The relevant details of the sensational boardroom coup at Tata Sons are still not clear. The directors of the holding company of the sprawling Tata conglomerate announced on Monday that they were replacing Cyrus Mistry at the helm of affairs. The group executive council he set up has been disbanded. Ratan Tata will return as interim chairman till a new leader is found.
It is no secret that the Tata group have been struggling with several problems over the past few years. Tata Steel is burdened by the failure of its European bet. Tata Teleservices is in the midst of a messy separation with NTT DoCoMo. Tata Global Beverages is tackling stressed assets in Eastern Europe. Tata Consultancy Services continues to spew out free cash for the rest of the group but it too cannot escape the growing problems with the software services model. The Jaguar Land Rover unit of Tata Motors has been a rare success.
Mistry inherited these legacies, as he himself made clear in an interview to his internal communications department a few weeks ago. The market capitalisation of the overall Tata Group too grew faster than the benchmark indices during the nearly four years he was in charge, as an analysis in the Mark to Market column of this newspaper showed. This should not be seen as a blame game — the ambitious global expansion launched by Ratan Tata during the second half of his tenure was against the backdrop of a booming global economy. Much has changed since then.
Curiously, the challenges that Mistry faced when he took charge of the Tata Group nearly four years ago has striking parallels with the battles that Ratan Tata had to fight when J.R.D. Tata stepped down in his favour. Ratan Tata had to streamline a sprawling industrial empire that had little strategic synergy. His battle to streamline the group led to a clash with powerful corporate satraps who had tremendous influence in the loose federation that J. R. D. oversaw.
Mistry had similar challenges—to take a hard look at the relevance of the business portfolio in the new circumstances, build a team that was close to him rather than the previous chairman and chart out a new strategic roadmap for the group. (One of the finest achievements of Ratan Tata before he became group head was to commission two strategy reports in the 1980s in order to push the Tata Group into emerging areas such as telecom.)
Ratan Tata had two decades to make his mark. There is no doubt that he left behind a much larger, better managed and more competitive conglomerate. But Mistry got less than four years to set his house in order. Was that enough? A question worth asking in this context is whether his removal was less to do with the ability to deal with legacy issues and more to do with a lack of clarity about the future. Or was it just a clash of personalities?
Either way, there can be no doubt that the entire imbroglio reflects poorly on the Tata Group, which is equally admired for its commitment to business ethics as it is criticised for its secretive governance that sometimes borders on arrogance. One immediate analogy that comes to mind is the decision of the Infosys board to bring by N. R. Narayana Murthy for some time before Vishal Sikka was brought in to lead the technology firm into a new era. The other is the 1985 boardroom coup at Apple that led to the ouster of Steve Jobs, though he returned to take charge of the company in 1997.

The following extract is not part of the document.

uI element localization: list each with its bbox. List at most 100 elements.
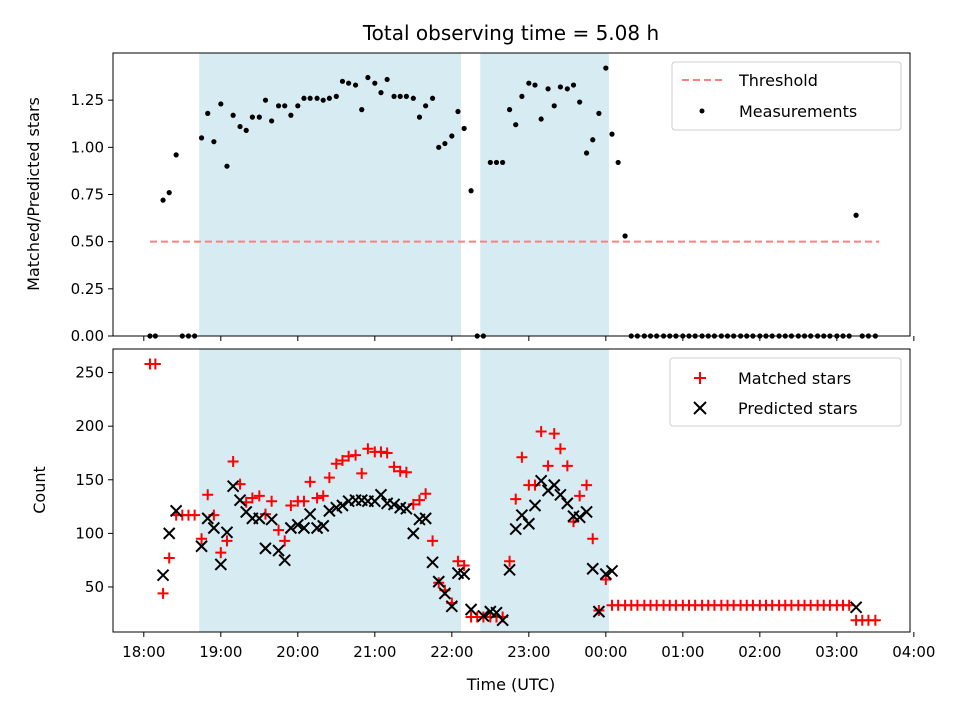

There is one positive in the ongoing Tata imbroglio. Indian boards are usually very timid when it comes to taking on powerful chairmen. Tata Sons is a private company with a very complex holding structure, and with likely undercurrents of family tension, but the readiness of a powerful board to replace its chairman should not be ignored. We wish there are more such instances of tough board action in listed companies.
The Tata saga may stretch on for some time. Some more credible information could also gradually drip into the public arena. There is no doubt that the ouster of Mistry will go down as a landmark event in Indian business history.